Fit a random forest model to all of the predictors, then estimate the variable importance scores. Did the random forest model significantly use the uninformative predictors (V6 – V10)?

V6-V10 are the least informative predictors and appear toward the bottom of the tree. Varaibles 1, 4, and 2 are most important and will occupy top nodes.

# tune a random forest model 
set.seed(1984)
model1 <- train(y~., data=simulated,
      method="rf",
      tuneLength = 10,
      trControl = trainControl(method="cv"))

## note: only 9 unique complexity parameters in default grid. Truncating the grid to 9 .

# calculate variable importance
rfImp1 <- varImp(model1, scale=F)
plot(rfImp1, title="Random Forest Model 1")

(b) Add predictors

Now add an additional predictor that is highly correlated with one of the informative predictors. Fit another random forest model to these data. Did the importance score for V1 change? What happens when you add another predictor that is also highly correlated with V1?

A new variable that is highly correlated with V1 is added and its effect on the random forest model is evaluated. As seen from the calculation of importance, each time a new variable that is correlated with V1 is added, V1’s importance decreases as its power in splitting decreases.
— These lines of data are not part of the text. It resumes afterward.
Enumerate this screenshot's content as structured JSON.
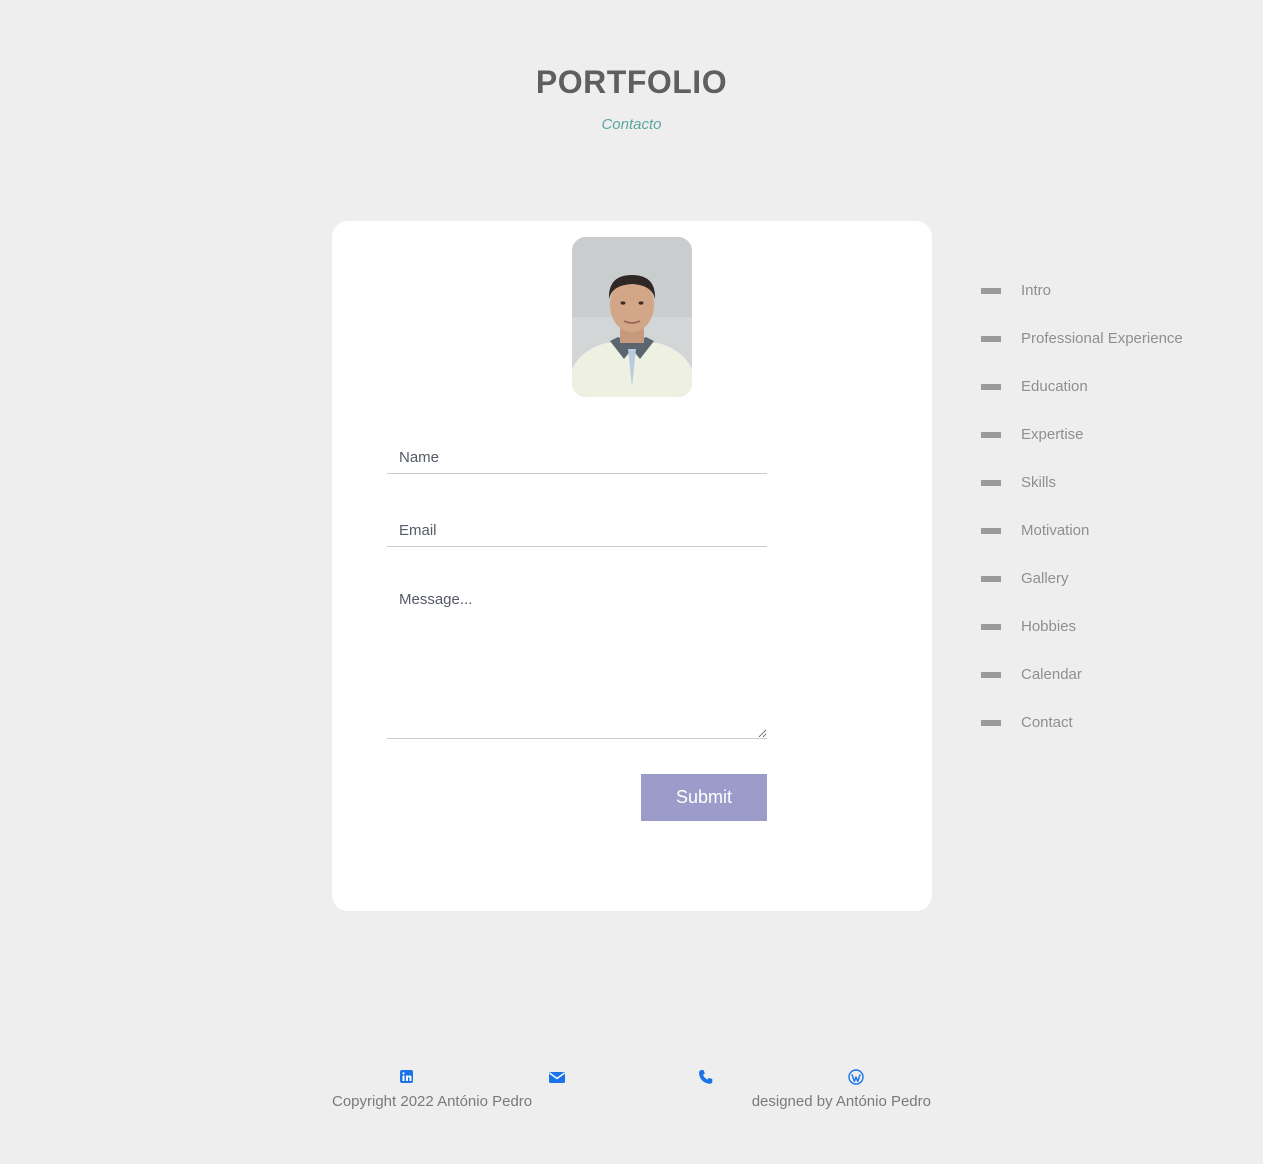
{
  "header": {
    "title": "PORTFOLIO",
    "subtitle": "Contacto"
  },
  "contact_form": {
    "name_placeholder": "Name",
    "email_placeholder": "Email",
    "message_placeholder": "Message...",
    "submit_label": "Submit",
    "submit_color": "#9c9ccb"
  },
  "side_nav": {
    "items": [
      {
        "label": "Intro"
      },
      {
        "label": "Professional Experience"
      },
      {
        "label": "Education"
      },
      {
        "label": "Expertise"
      },
      {
        "label": "Skills"
      },
      {
        "label": "Motivation"
      },
      {
        "label": "Gallery"
      },
      {
        "label": "Hobbies"
      },
      {
        "label": "Calendar"
      },
      {
        "label": "Contact"
      }
    ]
  },
  "footer": {
    "copyright": "Copyright 2022 António Pedro",
    "designed_by": "designed by António Pedro",
    "icons": [
      "linkedin-icon",
      "envelope-icon",
      "phone-icon",
      "wordpress-icon"
    ],
    "icon_color": "#1a73e8"
  }
}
# create highly correlated variable 
simulated$duplicate1 <- simulated$V1 + rnorm(200) * 0.1
cor(simulated$duplicate1, simulated$V1)

## [1] 0.9487342

# run model 2 and get var importance
model2 <- train(y~., data=simulated,
      method="rf",
      tuneLength = 10,
      trControl = trainControl(method="cv"))
rfImp2 <- varImp(model2, scale=F)
rfImp2 %>% plot

# repeat
# create highly correlated variable 
simulated$duplicate2 <- simulated$V1 + rnorm(200) * 0.05
cor(simulated$duplicate2, simulated$V1)

## [1] 0.9843647

# run model 2 and get var importance
model3 <- train(y~., data=simulated,
      method="rf",
      tuneLength = 10,
      trControl = trainControl(method="cv"))
rfImp3 <- varImp(model3, scale=F)
rfImp3 %>% plot()

(c) Conditional inference trees

Use the cforest function in the party package to fit a random forest model using conditional inference trees. The party package function varimp can calculate predictor importance. The conditional argument of that function toggles between the traditional importance measure and the modified version described in Strobl et al. (2007). Do these importances show the same pattern as the traditional random forest model?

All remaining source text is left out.